Zhang Joe, Budhdeo Sanjay, William Wasswa, Cerrato Paul, Shuaib Haris, Sood Harpreet, Ashrafian Hutan, Halamka John, Teo James T
Institute of Global Health Innovation, Imperial College London, London, UK.
Department of Critical Care, Guy's and St. Thomas' NHS Foundation Trust, London, UK.
NPJ Digit Med. 2022 Sep 15;5(1):143. doi: 10.1038/s41746-022-00690-x.
Substantial interest and investment in clinical artificial intelligence (AI) research has not resulted in widespread translation to deployed AI solutions. Current attention has focused on bias and explainability in AI algorithm development, external validity and model generalisability, and lack of equity and representation in existing data. While of great importance, these considerations also reflect a model-centric approach seen in published clinical AI research, which focuses on optimising architecture and performance of an AI model on best available datasets.

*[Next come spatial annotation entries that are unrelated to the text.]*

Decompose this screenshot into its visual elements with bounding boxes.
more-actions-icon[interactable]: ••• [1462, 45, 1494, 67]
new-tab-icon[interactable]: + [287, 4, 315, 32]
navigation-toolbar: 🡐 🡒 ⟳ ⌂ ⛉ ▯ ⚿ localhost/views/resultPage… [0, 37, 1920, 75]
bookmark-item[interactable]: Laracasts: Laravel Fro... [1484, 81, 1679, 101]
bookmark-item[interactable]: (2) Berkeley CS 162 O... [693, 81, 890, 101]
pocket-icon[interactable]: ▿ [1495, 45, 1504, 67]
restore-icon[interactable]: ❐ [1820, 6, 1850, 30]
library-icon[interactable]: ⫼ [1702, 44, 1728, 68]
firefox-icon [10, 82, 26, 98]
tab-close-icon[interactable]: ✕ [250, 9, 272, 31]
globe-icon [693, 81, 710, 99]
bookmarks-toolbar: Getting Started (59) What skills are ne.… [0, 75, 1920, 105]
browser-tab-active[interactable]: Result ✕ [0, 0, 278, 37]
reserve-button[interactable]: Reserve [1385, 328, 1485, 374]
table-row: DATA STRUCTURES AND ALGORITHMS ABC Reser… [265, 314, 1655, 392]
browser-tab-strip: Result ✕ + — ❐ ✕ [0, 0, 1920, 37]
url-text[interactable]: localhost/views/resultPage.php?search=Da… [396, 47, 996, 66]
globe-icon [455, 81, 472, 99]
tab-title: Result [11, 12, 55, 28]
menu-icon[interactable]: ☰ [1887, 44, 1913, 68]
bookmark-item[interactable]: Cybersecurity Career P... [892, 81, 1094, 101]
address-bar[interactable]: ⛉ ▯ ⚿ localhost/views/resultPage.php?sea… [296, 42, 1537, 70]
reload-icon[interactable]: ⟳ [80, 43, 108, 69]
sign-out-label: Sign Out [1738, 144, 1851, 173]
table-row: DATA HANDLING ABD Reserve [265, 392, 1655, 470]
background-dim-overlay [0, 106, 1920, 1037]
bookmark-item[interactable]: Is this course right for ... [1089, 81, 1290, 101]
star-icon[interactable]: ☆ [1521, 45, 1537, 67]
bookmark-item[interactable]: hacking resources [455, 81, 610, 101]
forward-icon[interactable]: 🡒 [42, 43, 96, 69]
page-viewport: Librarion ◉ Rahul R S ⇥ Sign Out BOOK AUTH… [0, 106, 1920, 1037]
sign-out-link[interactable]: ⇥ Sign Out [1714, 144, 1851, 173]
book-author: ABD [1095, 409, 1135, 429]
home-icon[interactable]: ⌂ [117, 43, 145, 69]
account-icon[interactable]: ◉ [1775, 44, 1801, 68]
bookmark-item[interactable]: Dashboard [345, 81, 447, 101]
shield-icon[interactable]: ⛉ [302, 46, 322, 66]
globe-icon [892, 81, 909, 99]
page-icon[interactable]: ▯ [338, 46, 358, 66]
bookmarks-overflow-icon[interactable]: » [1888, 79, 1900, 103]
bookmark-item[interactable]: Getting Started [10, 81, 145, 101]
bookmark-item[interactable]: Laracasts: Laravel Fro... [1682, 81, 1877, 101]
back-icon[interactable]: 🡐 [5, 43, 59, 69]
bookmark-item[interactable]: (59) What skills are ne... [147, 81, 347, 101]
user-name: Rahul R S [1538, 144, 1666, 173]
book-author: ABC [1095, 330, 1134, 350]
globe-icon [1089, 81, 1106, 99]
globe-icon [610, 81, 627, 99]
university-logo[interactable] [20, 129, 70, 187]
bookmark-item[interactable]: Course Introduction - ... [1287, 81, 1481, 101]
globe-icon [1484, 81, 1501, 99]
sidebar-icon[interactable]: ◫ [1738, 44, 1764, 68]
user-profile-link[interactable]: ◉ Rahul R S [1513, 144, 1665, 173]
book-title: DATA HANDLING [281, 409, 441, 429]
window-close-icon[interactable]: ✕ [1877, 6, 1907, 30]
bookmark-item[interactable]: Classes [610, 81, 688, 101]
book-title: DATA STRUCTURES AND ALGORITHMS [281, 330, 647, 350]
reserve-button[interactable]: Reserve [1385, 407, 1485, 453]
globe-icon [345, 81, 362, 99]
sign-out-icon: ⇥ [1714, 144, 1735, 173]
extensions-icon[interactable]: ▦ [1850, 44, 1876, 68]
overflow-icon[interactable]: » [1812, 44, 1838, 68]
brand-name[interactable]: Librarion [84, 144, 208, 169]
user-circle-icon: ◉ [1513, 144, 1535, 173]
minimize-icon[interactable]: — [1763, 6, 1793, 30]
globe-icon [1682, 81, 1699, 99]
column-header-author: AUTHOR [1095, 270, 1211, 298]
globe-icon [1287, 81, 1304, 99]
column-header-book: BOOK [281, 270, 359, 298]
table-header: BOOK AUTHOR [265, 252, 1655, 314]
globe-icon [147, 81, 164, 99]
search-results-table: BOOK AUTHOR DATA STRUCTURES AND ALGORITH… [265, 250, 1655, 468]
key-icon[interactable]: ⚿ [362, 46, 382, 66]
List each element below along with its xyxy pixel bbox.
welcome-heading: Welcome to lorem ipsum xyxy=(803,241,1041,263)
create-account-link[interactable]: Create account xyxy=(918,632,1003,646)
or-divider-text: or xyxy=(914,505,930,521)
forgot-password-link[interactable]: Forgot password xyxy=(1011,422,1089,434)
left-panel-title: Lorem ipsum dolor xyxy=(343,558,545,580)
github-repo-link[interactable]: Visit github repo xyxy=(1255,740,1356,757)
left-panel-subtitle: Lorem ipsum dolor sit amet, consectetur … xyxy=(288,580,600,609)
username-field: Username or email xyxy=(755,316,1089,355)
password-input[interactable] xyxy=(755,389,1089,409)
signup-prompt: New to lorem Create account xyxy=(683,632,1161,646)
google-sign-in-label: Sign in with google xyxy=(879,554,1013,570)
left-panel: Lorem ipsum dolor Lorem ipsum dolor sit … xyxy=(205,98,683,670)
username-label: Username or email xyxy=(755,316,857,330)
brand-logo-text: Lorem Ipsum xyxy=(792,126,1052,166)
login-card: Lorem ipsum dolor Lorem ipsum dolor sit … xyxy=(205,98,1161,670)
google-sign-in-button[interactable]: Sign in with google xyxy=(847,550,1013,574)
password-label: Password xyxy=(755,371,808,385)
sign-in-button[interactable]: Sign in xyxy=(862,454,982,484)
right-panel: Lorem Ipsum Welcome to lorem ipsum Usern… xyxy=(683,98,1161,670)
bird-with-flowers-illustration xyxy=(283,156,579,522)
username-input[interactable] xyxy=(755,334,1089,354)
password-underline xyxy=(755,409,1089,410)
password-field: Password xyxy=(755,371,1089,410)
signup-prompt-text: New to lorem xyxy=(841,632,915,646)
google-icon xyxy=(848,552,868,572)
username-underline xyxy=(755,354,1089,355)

However, even robustly built models using state-of-the-art algorithms may fail once tested in realistic environments due to unpredictability of real-world conditions, out-of-dataset scenarios, characteristics of deployment infrastructure, and lack of added value to clinical workflows relative to cost and potential clinical risks. In this perspective, we define a vertically integrated approach to AI development that incorporates early, cross-disciplinary, consideration of impact evaluation, data lifecycles, and AI production, and explore its implementation in two contrasting AI development pipelines: a scalable "AI factory" (Mayo Clinic, Rochester, United States), and an end-to-end cervical cancer screening platform for resource poor settings (Paps AI, Mbarara, Uganda). We provide practical recommendations for implementers, and discuss future challenges and novel approaches (including a decentralised federated architecture being developed in the NHS (AI4VBH, London, UK)). Growth in global clinical AI research continues unabated, and introduction of vertically integrated teams and development practices can increase the translational potential of future clinical AI projects.
对临床人工智能(AI)研究的大量关注和投资并未带来广泛的成果转化,即未能广泛应用于实际部署的AI解决方案。目前的关注点集中在AI算法开发中的偏差和可解释性、外部有效性和模型通用性,以及现有数据中缺乏公平性和代表性。虽然这些考量非常重要,但它们也反映了已发表的临床AI研究中以模型为中心的方法,该方法侧重于在最佳可用数据集上优化AI模型的架构和性能。然而,即使是使用最先进算法构建的强大模型,一旦在现实环境中进行测试,也可能会失败,原因包括现实世界条件的不可预测性、数据集外的情况、部署基础设施的特点,以及相对于成本和潜在临床风险而言,对临床工作流程缺乏附加值。从这个角度来看,我们定义了一种垂直整合的AI开发方法,该方法早期就跨学科地考虑影响评估、数据生命周期和AI生产,并在两个截然不同的AI开发流程中探索其实施:一个可扩展的“AI工厂”(美国罗切斯特市梅奥诊所),以及一个针对资源匮乏地区的端到端宫颈癌筛查平台(乌干达姆巴拉拉市的Paps AI)。我们为实施者提供了实用建议,并讨论了未来的挑战和新方法(包括英国国家医疗服务体系(NHS,英国伦敦)正在开发的去中心化联邦架构(AI4VBH))。全球临床AI研究的增长仍在持续,引入垂直整合的团队和开发实践可以提高未来临床AI项目的转化潜力。